すべての森羅万象は、計算に置き換えることができます。私たちはシミュレーション技術を高度化させることで、できる限りあらゆるものを計算で表現しようとしてきました。そうして現代の「計算社会」が形成されましたが、今後、量子コンピュータの登場等で計算技術が更に発展し、いずれは「超計算社会」に入っていくと思います。するとあらゆるシミュレーションにおいて、非線形領域までを含めた精緻な計算をするのが普通になる。そうした時代に私たちは差し掛かっています。

石川
シミュレーションの世界で言えば、今後は「大空間の実験場」の時代になるでしょう。つまり、一つひとつの現象を精度よく測定できるだけでなく、現実の世界のような、大空間で相互に関わりを持ちながら起きる複数の現象全体を精密にシミュレーションできるようになるということです。例えば自動車の衝突でも、これまでは現実を単純化して、単に壁に衝突するというようなシミュレーションをするしかなかった。しかし実際に起きることはもっと複雑で、車2台もしくはそれ以上が同時に、しかも横や後ろからぶつかることもありますし、衝突と同時に火災が起きる場合もあるわけです。そのような複雑な現実をシミュレーションで評価することが可能になると思います。
竹内 薫

竹内 薫

東京大学で科学史・科学哲学、物理学を修め、その後マギル大学で博士号を取得。科学への深い理解と情熱をもとに、科学評論、エッセイ等を多数執筆。NHK Eテレ「サイエンスZERO」ナビゲーターとしても活躍中。

竹内
工学や技術は、試行錯誤しながら進むしかないところがあります。どれだけ万全を期して設計して安全点検を繰り返しても、事故は必ず起きてしまいます。大切なのは、そこで事故の原因をしっかりと究明し、問題を取り除くことです。そうすることで改良され、安全性が高まっていく。それが工学の世界です。その時にシミュレーションが果たす役割はとても大きく、その技術が向上していくことは私たちにとって、とても重要だと感じます。2016年12月、新潟県糸魚川市で大火災がありました。
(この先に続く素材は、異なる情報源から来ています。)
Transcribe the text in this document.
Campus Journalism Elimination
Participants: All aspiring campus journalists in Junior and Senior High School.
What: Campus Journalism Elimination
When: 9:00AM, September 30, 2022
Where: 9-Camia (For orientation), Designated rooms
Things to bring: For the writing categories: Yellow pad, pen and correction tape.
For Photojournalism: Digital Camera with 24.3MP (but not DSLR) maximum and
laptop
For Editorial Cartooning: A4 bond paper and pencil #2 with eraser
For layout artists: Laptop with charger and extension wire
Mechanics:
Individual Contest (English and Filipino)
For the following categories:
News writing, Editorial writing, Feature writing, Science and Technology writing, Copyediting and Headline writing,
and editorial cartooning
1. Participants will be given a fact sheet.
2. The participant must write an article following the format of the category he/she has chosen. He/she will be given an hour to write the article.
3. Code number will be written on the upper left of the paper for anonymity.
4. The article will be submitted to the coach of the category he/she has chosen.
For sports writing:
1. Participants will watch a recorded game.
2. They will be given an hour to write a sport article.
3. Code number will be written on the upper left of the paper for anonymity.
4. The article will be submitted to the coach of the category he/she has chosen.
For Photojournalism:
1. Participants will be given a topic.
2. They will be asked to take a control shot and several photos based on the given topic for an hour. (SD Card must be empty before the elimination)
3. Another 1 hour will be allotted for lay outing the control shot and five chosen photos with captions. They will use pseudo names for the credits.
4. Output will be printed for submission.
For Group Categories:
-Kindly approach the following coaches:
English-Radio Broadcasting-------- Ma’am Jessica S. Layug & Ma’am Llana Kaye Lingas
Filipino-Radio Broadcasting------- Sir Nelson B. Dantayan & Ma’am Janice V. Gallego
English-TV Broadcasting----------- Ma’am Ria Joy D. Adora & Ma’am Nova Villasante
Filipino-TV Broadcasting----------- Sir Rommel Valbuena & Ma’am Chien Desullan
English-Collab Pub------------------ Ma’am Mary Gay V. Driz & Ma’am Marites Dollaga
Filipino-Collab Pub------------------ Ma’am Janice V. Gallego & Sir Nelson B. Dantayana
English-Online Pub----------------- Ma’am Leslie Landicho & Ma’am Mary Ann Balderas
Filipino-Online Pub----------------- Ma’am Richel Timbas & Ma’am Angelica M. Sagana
約30時間燃え続け、焼失面積は約40,000m2(総務省消防庁発表)にも及びました。例えばあのような火事が起きている最中に、シミュレーションで広がりを予測して、全部が燃えてしまう前に対策が講じられるといったこともできるようになれば、すごく役に立つと思います。
石川
確かにそうですね。当社は火災についてもシミュレーションで扱っています。現行のコンピュータの速度では、広い範囲で進行している現象について10分後や1時間後にどうなるかを正確に評価するのは難しいですが、今後、量子コンピュータによって計算時間が劇的に短くなれば、そういったことも可能になってくるかもしれません。